Monitoring Program Design
The monitoring program for each RAMP component (climate and hydrology, water quality, benthic invertebrate communities, sediment quality, fish populations, and water quality in acid-sensitive lakes) is designed with consideration of the following factors:
Sampling station selection and sampling design. Sampling is conducted at locations that may be influenced by oil sands projects and at locations that are uninfluenced by major human development (baseline areas). The network of stations or sampling areas is designed to include a wide variety of environmental conditions found in the oil sands area. Some stations are included because monitoring at specific locations is required by regulatory approvals.
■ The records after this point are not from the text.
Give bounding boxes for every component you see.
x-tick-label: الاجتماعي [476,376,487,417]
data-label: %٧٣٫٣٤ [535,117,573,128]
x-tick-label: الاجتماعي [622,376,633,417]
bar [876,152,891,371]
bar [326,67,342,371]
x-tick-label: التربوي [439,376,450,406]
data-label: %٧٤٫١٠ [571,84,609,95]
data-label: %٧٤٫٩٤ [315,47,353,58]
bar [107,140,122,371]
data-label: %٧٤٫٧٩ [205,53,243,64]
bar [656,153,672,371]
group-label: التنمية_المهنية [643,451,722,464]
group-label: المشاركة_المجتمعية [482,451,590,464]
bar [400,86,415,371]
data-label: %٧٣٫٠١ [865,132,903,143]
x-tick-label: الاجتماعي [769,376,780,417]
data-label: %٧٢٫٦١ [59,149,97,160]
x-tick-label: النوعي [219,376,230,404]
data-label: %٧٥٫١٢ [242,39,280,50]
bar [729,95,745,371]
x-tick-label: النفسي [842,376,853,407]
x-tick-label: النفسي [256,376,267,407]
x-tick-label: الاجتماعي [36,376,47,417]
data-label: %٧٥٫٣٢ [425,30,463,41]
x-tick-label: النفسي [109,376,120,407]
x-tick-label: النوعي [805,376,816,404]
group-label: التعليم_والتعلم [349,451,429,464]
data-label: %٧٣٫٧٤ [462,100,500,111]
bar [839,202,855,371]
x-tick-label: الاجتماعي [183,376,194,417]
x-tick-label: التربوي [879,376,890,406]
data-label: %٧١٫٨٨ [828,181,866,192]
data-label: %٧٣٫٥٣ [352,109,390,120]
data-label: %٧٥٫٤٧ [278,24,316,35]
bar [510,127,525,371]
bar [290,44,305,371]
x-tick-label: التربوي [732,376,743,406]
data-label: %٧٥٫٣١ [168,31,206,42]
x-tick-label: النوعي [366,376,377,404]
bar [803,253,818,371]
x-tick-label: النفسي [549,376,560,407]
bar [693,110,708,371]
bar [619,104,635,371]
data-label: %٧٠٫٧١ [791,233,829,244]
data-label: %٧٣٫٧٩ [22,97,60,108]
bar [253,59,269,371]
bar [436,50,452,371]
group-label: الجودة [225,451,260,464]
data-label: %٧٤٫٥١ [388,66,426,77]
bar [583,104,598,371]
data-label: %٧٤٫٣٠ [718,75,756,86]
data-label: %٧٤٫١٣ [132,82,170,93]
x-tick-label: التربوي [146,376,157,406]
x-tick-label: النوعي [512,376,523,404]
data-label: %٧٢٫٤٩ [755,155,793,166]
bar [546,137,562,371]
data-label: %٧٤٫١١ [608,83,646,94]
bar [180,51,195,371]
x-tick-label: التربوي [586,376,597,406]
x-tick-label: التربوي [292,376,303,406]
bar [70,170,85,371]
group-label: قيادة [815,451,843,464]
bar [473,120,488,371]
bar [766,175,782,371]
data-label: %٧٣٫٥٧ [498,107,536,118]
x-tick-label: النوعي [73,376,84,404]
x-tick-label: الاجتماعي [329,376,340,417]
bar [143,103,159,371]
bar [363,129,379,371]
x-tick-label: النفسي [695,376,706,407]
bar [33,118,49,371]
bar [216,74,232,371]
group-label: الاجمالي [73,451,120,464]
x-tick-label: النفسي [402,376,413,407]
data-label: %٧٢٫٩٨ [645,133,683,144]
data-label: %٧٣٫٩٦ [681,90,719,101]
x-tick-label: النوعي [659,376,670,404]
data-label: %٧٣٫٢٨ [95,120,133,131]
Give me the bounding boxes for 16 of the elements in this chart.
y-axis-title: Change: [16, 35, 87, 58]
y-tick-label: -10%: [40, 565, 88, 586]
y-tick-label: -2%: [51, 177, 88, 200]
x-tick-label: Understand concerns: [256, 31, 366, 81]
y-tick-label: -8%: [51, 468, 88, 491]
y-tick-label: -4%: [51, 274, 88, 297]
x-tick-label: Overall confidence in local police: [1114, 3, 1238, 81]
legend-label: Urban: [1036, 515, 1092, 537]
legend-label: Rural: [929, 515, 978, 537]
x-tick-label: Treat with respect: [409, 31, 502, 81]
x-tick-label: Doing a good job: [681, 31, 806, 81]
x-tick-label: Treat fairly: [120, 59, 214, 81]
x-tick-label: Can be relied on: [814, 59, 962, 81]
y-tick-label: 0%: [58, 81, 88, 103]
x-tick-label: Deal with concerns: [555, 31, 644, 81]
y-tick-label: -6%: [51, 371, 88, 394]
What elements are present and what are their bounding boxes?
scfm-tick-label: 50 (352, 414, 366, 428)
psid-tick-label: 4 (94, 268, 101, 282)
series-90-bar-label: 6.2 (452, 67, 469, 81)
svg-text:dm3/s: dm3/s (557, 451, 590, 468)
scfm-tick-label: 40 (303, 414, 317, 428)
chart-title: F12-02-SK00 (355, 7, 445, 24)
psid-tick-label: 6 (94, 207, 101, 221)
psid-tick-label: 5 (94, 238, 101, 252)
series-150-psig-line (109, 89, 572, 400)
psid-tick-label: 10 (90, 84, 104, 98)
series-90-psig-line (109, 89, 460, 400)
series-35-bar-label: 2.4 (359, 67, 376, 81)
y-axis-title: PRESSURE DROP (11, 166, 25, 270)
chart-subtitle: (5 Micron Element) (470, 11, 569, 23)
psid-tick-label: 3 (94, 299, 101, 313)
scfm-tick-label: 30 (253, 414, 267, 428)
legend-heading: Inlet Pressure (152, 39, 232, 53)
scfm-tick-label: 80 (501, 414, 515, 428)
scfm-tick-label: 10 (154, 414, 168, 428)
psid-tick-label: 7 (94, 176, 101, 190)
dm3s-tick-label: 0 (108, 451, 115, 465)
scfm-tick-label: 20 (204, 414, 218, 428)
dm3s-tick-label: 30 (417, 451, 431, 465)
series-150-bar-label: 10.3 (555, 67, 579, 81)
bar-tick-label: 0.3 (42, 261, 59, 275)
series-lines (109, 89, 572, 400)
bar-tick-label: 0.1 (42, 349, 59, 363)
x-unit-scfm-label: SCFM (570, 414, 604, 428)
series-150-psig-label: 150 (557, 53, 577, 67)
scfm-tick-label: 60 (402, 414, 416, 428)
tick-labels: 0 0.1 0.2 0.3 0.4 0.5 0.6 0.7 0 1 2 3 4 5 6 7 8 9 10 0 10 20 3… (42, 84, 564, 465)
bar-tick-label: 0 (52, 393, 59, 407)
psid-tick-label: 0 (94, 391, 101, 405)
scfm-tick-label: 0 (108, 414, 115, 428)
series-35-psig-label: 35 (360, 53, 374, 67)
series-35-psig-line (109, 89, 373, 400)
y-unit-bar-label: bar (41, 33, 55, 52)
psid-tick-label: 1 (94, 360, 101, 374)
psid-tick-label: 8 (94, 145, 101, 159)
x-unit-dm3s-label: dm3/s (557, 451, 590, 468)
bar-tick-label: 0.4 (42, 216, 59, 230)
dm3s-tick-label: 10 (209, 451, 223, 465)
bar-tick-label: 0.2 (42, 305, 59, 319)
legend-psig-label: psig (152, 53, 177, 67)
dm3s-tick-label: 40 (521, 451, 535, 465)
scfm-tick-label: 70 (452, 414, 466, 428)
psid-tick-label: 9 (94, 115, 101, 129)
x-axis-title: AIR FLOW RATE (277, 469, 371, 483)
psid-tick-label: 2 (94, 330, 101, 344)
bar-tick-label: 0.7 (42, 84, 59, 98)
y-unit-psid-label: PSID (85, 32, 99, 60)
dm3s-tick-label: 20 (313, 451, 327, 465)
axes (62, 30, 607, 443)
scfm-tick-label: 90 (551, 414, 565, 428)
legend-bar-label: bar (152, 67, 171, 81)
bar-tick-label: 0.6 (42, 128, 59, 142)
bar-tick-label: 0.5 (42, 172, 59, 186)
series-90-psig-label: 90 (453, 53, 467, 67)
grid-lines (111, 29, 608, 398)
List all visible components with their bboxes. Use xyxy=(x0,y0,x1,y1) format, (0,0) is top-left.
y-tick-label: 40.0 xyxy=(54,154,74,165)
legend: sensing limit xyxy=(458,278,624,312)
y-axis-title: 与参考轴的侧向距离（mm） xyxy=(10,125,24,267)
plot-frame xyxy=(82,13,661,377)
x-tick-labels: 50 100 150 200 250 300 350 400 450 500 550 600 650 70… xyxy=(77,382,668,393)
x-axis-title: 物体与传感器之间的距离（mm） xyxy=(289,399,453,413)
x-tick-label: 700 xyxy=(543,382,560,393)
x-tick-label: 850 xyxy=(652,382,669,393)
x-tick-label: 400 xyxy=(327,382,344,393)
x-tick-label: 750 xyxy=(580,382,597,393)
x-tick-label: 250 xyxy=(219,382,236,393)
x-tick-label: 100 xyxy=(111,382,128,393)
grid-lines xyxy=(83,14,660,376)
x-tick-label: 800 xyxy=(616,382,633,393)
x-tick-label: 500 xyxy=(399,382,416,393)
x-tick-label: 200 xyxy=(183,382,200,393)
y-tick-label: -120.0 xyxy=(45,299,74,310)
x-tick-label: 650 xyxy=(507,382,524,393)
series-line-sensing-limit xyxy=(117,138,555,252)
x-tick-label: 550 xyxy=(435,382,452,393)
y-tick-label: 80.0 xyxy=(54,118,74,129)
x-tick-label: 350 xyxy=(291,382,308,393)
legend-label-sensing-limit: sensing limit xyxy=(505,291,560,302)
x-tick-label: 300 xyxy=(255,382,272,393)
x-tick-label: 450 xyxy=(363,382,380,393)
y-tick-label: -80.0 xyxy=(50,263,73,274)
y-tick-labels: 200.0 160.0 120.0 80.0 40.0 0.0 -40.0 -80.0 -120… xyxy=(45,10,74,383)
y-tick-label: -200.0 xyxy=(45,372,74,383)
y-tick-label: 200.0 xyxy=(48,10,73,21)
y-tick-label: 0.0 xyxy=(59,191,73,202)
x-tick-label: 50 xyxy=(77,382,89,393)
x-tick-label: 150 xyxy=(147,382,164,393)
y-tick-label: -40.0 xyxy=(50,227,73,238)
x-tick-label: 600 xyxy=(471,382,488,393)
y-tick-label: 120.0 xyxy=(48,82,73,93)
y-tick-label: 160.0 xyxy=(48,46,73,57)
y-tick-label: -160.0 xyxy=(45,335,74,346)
Sampling protocol. Equipment, sampling methods, timing of sampling, and sample handling procedures are standardized as much as possible to ensure comparability of results between stations and from year to year.
Measurement endpoints, criteria for determining effects, and analytical approach. RAMP monitors a high number of environmental variables each year. Although all variables are evaluated, there is a smaller number of key variables, or measurement endpoints, that RAMP focuses on for in-depth analyses and assessment of effects. Effects are assessed by comparing measured values of these variables with the range of natural values measured in baseline areas, with guidelines established by government agencies, or with historical data. Statistical procedures are used by some components to explore and analyze data.
The monitoring program for each component is updated annually by the RAMP Technical Program Committee in response to findings and changes in oil sands development. Additional information on the design of each component can be found in the RAMP Technical Design and Rationale document and the annual RAMP technical reports.